What other information should be written down? The caregiver might use one section of the notebook for ideas and events for the upcoming year:
- January might be a good time to try out a Nintendo Wii fitness program.
- Plan to attend the annual Valentine’s Day dance in February or attend some other community event.
- Spring is a good time for starting a gardening project – an especially good idea for someone with Alzheimer’s disease.
- Pick a month and join a music therapy program.
- If the elderly person drives suggest a senior’s driving program to brush up on skills.
- Check out what other seniors in town are doing for the summer or take a leisurely vacation.
- Go bowling, swim, or learn to play golf to avoid caregiver burnout.
- Try a volunteer project in the fall, or visit a museum.
- Learn to play bridge or attend a political debate.
- Fill the calendar with fun ideas and events that will get both the caregiver and the elderly person out of the house.
Create a Caregiving Strategy That Works
There are many topics under which a caregiver might record information. One might record nutritional information, recipes, and dietary restrictions in one section. Another person might record the elderly person’s daily routine. The caregiver might even use a notebook section to keep a daily journal, noting any significant changes that might help the medical team to better understand the elderly person’s condition.

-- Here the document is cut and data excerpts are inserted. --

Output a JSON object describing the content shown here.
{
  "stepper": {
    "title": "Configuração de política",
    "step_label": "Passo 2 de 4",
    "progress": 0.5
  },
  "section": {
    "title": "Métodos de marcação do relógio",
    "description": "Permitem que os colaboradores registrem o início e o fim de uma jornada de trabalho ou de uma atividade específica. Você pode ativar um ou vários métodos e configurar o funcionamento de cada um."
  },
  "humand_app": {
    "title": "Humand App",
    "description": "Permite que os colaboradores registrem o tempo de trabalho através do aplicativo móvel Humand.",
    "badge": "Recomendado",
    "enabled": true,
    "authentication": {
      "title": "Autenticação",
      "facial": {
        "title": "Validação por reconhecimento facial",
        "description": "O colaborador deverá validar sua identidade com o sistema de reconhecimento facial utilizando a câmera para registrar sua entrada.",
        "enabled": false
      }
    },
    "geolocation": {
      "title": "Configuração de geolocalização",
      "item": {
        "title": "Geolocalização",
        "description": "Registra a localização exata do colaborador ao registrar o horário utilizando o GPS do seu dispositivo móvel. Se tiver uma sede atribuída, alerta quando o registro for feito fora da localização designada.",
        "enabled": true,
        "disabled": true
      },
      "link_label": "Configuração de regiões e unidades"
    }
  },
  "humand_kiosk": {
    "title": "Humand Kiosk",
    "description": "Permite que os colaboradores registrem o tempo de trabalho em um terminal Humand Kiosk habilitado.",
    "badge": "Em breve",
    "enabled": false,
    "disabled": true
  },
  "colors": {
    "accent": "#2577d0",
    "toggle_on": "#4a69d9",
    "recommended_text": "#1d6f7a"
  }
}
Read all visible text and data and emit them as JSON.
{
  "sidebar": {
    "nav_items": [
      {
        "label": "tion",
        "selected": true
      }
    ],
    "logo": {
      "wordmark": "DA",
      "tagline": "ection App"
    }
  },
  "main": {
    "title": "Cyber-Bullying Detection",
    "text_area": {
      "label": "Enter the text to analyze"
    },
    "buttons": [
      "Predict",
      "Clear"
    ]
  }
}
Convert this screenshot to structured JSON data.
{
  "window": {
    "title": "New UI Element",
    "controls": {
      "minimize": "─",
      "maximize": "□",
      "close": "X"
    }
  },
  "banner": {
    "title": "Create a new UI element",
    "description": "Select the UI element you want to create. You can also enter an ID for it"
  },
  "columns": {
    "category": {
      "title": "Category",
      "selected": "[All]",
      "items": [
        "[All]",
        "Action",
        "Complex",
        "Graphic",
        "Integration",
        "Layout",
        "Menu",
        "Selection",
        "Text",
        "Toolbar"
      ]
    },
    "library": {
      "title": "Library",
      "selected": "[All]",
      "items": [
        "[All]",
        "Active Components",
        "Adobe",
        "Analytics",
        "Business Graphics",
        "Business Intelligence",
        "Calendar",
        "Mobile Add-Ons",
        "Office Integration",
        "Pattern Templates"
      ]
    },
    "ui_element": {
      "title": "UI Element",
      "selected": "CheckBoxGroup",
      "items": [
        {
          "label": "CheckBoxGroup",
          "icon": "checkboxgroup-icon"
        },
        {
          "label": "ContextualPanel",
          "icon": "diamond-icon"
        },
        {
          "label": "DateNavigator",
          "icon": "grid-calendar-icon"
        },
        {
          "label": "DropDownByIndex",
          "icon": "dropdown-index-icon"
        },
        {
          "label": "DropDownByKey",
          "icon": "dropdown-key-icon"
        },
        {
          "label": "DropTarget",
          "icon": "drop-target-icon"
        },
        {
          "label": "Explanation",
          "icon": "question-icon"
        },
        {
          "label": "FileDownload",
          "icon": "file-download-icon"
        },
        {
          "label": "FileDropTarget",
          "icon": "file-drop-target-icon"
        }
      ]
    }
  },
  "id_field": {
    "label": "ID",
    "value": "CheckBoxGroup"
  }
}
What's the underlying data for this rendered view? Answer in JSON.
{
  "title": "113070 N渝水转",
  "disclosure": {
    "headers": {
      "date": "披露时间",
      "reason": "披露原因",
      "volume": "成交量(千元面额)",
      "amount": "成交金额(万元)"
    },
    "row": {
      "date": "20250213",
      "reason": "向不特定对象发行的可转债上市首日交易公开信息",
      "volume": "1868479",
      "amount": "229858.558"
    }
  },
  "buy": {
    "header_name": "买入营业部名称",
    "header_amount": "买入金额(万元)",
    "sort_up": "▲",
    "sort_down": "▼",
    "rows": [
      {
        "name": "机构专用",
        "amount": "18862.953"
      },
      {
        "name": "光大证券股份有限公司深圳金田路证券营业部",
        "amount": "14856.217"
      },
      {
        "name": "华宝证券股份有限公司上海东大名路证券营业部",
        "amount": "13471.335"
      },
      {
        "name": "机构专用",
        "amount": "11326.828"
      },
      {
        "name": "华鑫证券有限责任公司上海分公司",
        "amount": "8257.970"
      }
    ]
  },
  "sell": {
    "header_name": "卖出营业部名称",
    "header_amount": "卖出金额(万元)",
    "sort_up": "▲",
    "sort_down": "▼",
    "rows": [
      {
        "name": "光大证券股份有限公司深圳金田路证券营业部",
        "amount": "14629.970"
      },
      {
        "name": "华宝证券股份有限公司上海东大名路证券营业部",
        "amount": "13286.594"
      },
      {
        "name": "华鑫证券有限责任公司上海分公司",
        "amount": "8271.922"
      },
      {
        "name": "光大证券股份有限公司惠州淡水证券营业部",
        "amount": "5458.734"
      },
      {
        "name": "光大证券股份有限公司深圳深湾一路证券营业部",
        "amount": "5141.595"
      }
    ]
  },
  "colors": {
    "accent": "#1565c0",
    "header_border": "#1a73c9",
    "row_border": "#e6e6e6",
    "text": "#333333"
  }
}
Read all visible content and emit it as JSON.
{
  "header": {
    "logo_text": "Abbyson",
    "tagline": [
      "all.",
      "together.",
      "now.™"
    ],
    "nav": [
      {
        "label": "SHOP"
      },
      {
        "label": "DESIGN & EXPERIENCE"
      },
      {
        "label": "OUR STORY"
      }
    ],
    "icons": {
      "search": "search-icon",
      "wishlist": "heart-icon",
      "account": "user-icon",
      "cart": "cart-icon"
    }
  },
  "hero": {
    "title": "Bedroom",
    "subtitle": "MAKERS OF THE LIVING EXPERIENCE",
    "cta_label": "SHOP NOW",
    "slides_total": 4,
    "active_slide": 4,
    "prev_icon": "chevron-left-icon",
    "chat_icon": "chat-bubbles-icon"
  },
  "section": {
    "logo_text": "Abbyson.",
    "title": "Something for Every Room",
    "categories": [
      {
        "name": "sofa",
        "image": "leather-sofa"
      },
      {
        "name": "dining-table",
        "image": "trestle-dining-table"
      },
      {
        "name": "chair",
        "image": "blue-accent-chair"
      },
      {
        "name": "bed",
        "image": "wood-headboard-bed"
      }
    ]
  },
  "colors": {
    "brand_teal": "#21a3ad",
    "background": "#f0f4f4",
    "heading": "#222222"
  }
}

Logging routines, specific needs, and recreational activities give family members an idea of what needs to be done to help out. If a friend should ask what he or she can do to help, the caregiver will have a definite answer to a plan of action on hand.
Caregivers who come up with an efficient system – be it a notebook or even a file cabinet filled with organized information – are less likely to burn out compared to those who have no plan. Start the New Year, a new season, or even a new month with a positive goal in mind and get caregiver duties properly organized. When outlining the month’s or year’s strategy, don’t forget to include respite time for the caregiver.